Evaluation of the relationship between genetic variation of single nucleotide RNA MBL2 and risk of salivary gland tumor in Southwest Iran

Abstract

Abstract Background Salivary gland tumors (SGTs) are rare and diagnostically challenging. Genetic factors likely influence SGT susceptibility. Mannose-binding lectin (MBL) plays a key role in inflammation and immunity. Variants in the MBL2 gene can reduce MBL levels and have been linked to cancer risk. Long noncoding RNAs (lncRNAs) regulate gene expression and are dysregulated in tumors. This study explored associations between MBL2 polymorphisms and SGTs. Methods Ninety-nine SGT patients and fifty-nine healthy controls were recruited in Shiraz, Iran. DNA was extracted and genotyped using PCR and sequencing. MBL2 rs11003125 was analyzed using logistic regression under genetic models. LncRNA expression was evaluated in tumors. Results The GC genotype of rs11003125 was significantly associated with reduced SGT risk compared to GG under codominant (OR 0.30, p = 0.0008) and dominant (OR 0.33, p = 0.001) models.

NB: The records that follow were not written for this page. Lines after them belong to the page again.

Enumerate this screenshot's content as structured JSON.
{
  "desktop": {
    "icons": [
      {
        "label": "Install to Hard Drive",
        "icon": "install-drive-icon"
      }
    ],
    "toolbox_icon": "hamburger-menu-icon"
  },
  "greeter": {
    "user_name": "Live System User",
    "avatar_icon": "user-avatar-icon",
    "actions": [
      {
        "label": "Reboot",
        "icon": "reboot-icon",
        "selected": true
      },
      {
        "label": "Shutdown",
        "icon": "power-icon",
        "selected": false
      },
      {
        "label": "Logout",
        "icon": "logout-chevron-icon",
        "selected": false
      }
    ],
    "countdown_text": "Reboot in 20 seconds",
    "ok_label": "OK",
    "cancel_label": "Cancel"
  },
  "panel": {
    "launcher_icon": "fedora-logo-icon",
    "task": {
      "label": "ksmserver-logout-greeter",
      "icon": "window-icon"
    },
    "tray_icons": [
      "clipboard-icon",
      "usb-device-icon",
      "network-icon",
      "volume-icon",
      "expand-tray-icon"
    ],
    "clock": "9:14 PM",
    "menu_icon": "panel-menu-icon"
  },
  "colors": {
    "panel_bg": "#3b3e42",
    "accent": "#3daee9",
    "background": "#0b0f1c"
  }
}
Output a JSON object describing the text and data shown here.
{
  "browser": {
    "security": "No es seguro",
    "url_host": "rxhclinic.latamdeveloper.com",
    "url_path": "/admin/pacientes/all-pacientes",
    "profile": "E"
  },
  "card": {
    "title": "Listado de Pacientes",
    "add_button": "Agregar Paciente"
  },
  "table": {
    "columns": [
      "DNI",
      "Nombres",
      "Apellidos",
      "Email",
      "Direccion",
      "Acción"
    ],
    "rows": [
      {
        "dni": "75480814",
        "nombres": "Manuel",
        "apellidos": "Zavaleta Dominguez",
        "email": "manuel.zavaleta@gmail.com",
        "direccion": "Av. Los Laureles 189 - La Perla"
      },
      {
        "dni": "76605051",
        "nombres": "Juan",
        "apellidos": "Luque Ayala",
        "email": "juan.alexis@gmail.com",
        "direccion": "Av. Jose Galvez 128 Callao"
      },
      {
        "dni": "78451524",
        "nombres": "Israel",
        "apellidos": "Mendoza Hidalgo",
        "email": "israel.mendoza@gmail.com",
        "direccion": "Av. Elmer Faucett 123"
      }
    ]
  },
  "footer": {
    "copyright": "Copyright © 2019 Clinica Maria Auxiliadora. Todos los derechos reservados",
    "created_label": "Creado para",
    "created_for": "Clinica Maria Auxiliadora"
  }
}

The C allele was associated with lower risk under overdominance (OR 0.49, p = 0.01). MBL2 expression was upregulated in tumors versus controls. No correlations existed between MBL2 variants and tumor features. Conclusions This first study of MBL2 and SGTs found that the GC genotype and C allele were associated with decreased SGT susceptibility. MBL2 upregulation in tumors warrants further exploration. These preliminary findings suggest that MBL2 polymorphisms may contribute to SGT risk in this population.